Etiket arşivi: Erturk Türker

SİVİLLER ASKERLERDEN, KADINLAR ERKEKLERDEN CESUR..

SİVİLLER ASKERLERDEN, KADINLAR ERKEKLERDEN CESUR..

Türker Ertürk
İLK KURŞUN, 07 Ağustos 2012

Geçtiğimiz Cuma günü Atatürk’ün manevi kızı Ülkü Adatepe’nin Teşvikiye Camii’nde son yolculuğuna uğurlamak üzere yapılan cenaze törenine katıldım. Ülkü hanım ailece tanıdığım, evimde bile misafir ettiğim büyüğüm, dostum ve Gazi’nin bize bir yadigarı olarak çok sevdiğim bir insandı. Allah’tan rahmet kederli ailesine başsağlığı ve uzun ömür diliyorum.

Cenaze töreni öncesi ve sırasında yaptığım tespitleri sizlere nakletmek isterim.
Askerlerin cenaze törenine katlımın seviyesi daha yüksek olmalıydı!

Yüksek Askeri Şura (YAŞ) toplantısı mazeret olamazdı. Ülkü Adatepe’nin kişiliğinde
Atatürk’ün her şeyine sahip çıkma iletisi toplum için çok önemliydi. Törene katılan askerler ise general-amiraller de dahil olmak üzere moralsiz, kendine güven duymayan, omuzları çökük, ürkek ve nerede duracağını kestiremeyen bir görüntü veriyorlardı.
Hiç değilse
en kıdemlisi tabutun başına gelmeli ve cenaze namazını orada kılmalıydı.
Cenaze namazı sonrası dua ettiren ve helallik alan hoca efendi bütün dünya alemi
3000 yıl öncesine giderek saymasına rağmen, bir türlü Atatürk’ün adı aklına gelmedi.
Ki o insan, hem Cumhuriyetimizin kurucusu hem de cenaze namazı kılınan merhumenin manevi babası olmasına rağmen. Bunun tek bir izahı vardı, hoca efendi kötü niyetliydi.

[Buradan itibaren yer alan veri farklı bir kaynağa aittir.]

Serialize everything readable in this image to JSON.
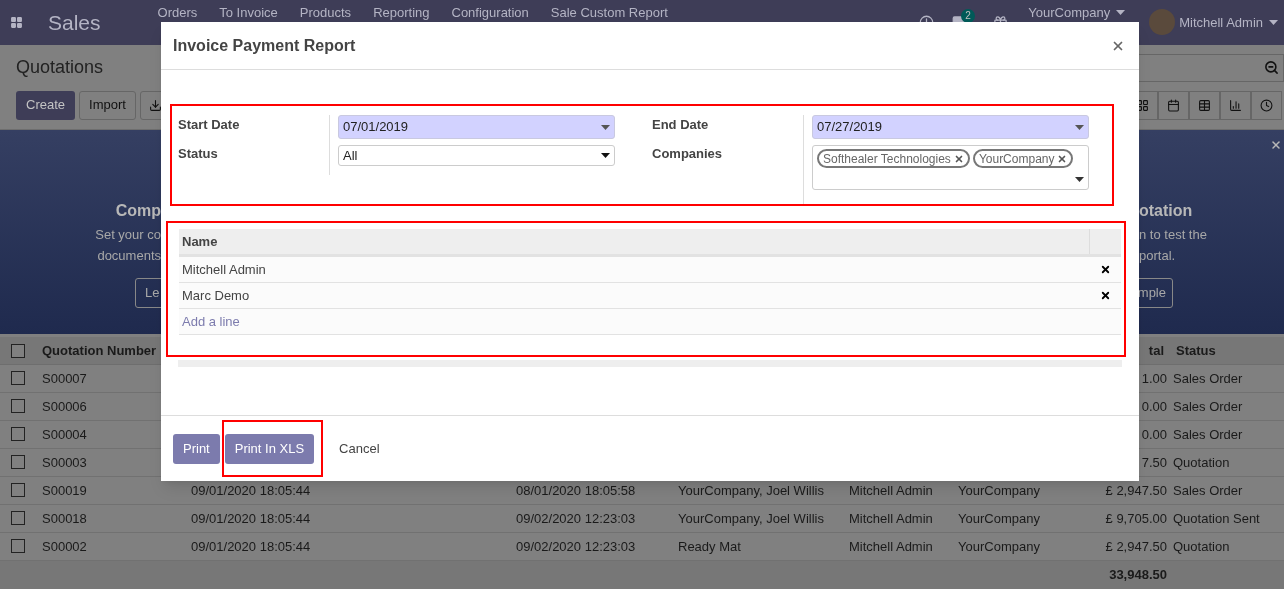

Demokratik haklar kullanılmalı!

Hemen yanı başımda bulunan yurtsever ve duyarlı bir beyefendi her iki elini ağzının yanına getirerek “Hoca efendi Atatürk’ümüzü anmayacak mısın?“ diye bağırdı.
Bunun üzerine protesto ve bağrışmalar başladı ve hoca hemen durumdan vazifesini çıkardı ve Atatürk’ü zikreden ve sonu ruhlarına Fatiha ile biten duasını yaptı.
Eğer tepki olmasaydı bunu da yedireceklerdi. Bu nedenle eğer hakkınızı almak ve
ülkenize sahip çıkmak istiyorsanız her yerde ama her yerde demokratik haklarınızı
sonuna kadar kullanın, sesinizi çıkarın, protesto edin ve direnin.

Atatürk’ün adının söylenmemesi üzerine protestoları başlatan ilk itirazın askerlerden veya kameralara çok yakın olarak konuşlanan ve tabutun etrafını saran CHP’lilerden beklerdim.

Cuma günü Ülkü Adatepe’yi defnettik ertesi günü ülkenin gündemine bomba gibi
bir haber düştü. Hatta bomba ülkenin üstüne düştü dersek daha doğru olur.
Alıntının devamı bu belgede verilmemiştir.